Today I didn´t have any classes but I went to school anyways to have a tutorial with a teacher to get help with my midi-controller. I´m really bad at technical and electronic things and even though I watched like twenty youtube videos I still don´t understand. He help me find the software so now I can actually use it but I know I will need more help. We have three semesters in our school and for each we have six tutorials that are twenty minutes long. We can book it with any teacher and get help with whatever questions we might have. It´s great but enoying that they are so short and you can´t book two after each other.
Afterwards I had booked a rehearsal room to practise drums and piano. It was a long time since I played and really felt it. I wasn´t in a good mood though. I´ve been feeling a little down this last two days and I hope it´s just hormones because life is still great in general. I did a performance with the crew again on saturday at Venus. I was in a way better mood then. Lucia was also there and we had some bears and looked at dildos. Afterwards we all went to Kitkat. It was fun but I felt a bit oversocialised so I went home quite early.

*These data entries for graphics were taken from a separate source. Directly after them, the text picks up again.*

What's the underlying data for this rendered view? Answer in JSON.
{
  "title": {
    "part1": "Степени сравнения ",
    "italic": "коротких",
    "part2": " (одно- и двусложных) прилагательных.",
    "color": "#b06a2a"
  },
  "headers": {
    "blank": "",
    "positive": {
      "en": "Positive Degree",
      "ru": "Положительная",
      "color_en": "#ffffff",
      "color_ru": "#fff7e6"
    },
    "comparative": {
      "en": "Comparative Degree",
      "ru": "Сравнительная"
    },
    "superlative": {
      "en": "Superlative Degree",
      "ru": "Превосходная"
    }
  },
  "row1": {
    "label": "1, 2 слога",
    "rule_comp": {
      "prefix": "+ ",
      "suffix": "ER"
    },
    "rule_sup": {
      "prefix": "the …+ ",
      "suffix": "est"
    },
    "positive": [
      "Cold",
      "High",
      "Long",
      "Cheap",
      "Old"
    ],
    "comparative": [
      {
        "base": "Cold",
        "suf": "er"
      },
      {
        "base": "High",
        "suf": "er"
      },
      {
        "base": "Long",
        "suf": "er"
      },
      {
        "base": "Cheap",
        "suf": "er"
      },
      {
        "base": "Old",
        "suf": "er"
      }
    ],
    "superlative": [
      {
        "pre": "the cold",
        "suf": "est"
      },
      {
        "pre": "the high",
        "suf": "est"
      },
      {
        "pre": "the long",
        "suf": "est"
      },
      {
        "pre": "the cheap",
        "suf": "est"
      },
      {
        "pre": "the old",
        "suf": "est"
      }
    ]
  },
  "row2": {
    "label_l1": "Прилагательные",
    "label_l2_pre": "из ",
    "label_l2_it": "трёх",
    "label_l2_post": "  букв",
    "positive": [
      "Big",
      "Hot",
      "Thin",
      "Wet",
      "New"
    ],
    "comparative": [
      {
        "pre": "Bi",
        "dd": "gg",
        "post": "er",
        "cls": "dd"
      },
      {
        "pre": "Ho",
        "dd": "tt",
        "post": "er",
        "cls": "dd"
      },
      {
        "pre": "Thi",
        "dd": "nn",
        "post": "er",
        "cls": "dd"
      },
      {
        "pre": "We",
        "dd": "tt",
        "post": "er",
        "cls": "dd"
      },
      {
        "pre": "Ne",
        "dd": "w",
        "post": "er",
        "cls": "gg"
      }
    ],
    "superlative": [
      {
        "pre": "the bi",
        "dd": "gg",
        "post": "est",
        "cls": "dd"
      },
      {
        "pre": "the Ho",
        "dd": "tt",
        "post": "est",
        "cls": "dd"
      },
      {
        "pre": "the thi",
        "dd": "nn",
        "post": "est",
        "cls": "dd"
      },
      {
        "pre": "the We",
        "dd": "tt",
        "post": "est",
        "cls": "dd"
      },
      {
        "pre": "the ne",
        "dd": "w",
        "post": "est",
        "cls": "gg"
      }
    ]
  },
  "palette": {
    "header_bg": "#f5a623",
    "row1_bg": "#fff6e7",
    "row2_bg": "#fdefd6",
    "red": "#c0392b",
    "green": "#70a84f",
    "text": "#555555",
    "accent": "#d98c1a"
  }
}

I spent both Sunday and Monday alone and I really feel how I´m getting back into my own mind. I´ve been living on the outside a lot lately and haven´t fully been in contact with my inner self. Now I´m feeling a bit dissociated though I´m having some flashbacks to how my life used to be and feel like, it´s been changing so much and so many times which confuses my view over everything. Don´t get me wrong here, I know where I am but I´m still not really grounded in my mind. Because other places and times also exist and I´m there in the thoughts sometimes. I´m dreaming about things connected with my past which also affects me. I don´t think it´s in a bad way but it´s a deeper feeling of life even if I don´t get deeper into anything.